Acórdão nº 57/15.0JBLSB.E1.S1 de Supremo Tribunal de Justiça, 10-03-2021
Data de Julgamento | 10 Março 2021 |
Case Outcome | NEGADO PROVIMENTO QUANTO À PENA ÚNICA E REJEITADO QUANTO À MATÉRIA DE FACTO E PENAS PARCELARES |
Classe processual | RECURSO PENALQ |
Número Acordão | 57/15.0JBLSB.E1.S1 |
Órgão | Supremo Tribunal de Justiça |
Acordam no Supremo Tribunal de Justiça
I
Relatório
1. AA, devidamente identificado nos Autos, foi, em 9/6/2020, condenado em 1.ª Instância, no Tribunal Coletivo do Juízo Central Criminal ………….. do Tribunal Judicial da Comarca ……….., pela prática:
I) de 1 (um) crime de incêndio, explosões e outras condutas especialmente perigosas, p. e p. pelo artigo 272, n.º 1 al. b) do CP, na pena de 7 anos de prisão;
II) de 1 (um) crime de furto qualificado, na forma tentada, p. e p. pelo art. 203, 204, nº 1 al. e), 22 e 23, todos do CP (18/18……… – apenso Q) na pena de 2 (dois) anos e 6 (seis) meses de prisão;
III) de 1 (um) crime de branqueamento de capitais, p. e p. pelo art. 368-A nº 2 do Cód.

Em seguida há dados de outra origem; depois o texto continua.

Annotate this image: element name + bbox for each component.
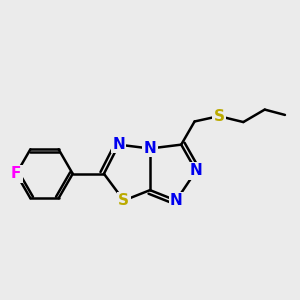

Penal (NUIPC 131/17……… – apenso AE) na pena de 5 (cinco) anos de prisão.
Em cúmulo jurídico, seria condenado na pena única de 10 anos e 6 meses de prisão.
2. Interposto por si recurso para o Tribunal da Relação ………., por Acórdão desta de 22.09.2020, foi dada procedência parcial ao recurso interposto, tendo sido confirmadas as penas parcelares de 7 e 5 anos de prisão, quanto aos crimes de incêndio, explosão e outras condutas e de branqueamento de capitais, respetivamente, tendo sido diminuída a pena parcelar relativa ao crime de furto qualificado na forma tentada, para 2 anos de prisão.
O cúmulo jurídico resultante foi fixado na pena única de 9 anos e 6 meses de prisão.
3. Ainda inconformado, deste último acórdão veio o arguido interpor recurso para este Supremo Tribunal de Justiça, em 26.10.2020. Da sua Motivação, extraiu as seguintes Conclusões:
“1. O arguido recorre porque é um direito que lhe assiste, no entanto, fá-lo com todo o respeito pelo douto acórdão recorrido;
2. O arguido, aqui recorrente foi condenado, no Tribunal da primeira instância, pela prática de: (1) um Crime de Incêndio, explosões e outras condutas especialmente perigosas, p. e p. pelo artigo 272.º nº 1 al. b) do Cód. Penal (43/17.…….. (18/18………..) apenso Q: 7(sete) anos de prisão; 1(um) Crime de furto qualificado, na forma tentada, p. e p. pelos artigos 203.º, 204.º nº 1 al. e), 22.º e 23.º (NUIPC’s 18/18………- apenso Q): 2(dois) anos e 6(seis) meses de prisão e 1(um)Crime de branqueamento de capitais, p. e p. pelo art. 368.º-A nº 2 do Cód. Penal (NUIPC 131/17………. – apenso AE): 5(cinco) anos de prisão.
3. Tal condenação levou o Tribunal de Primeira Instância a decidir em cúmulo jurídico pela pena única de 10 (dez) anos e 9 (nove) meses de prisão.
4. Com o presente recurso o recorrente apenas pretende pôr em causa o teor do acórdão condenatório na decisão da matéria de direito, no tocante à determinação da medida concreta das penas, parcelares - em especial ao Crime de Incêndio, explosões e outras condutas especialmente perigosas - e única, aplicada em cúmulo.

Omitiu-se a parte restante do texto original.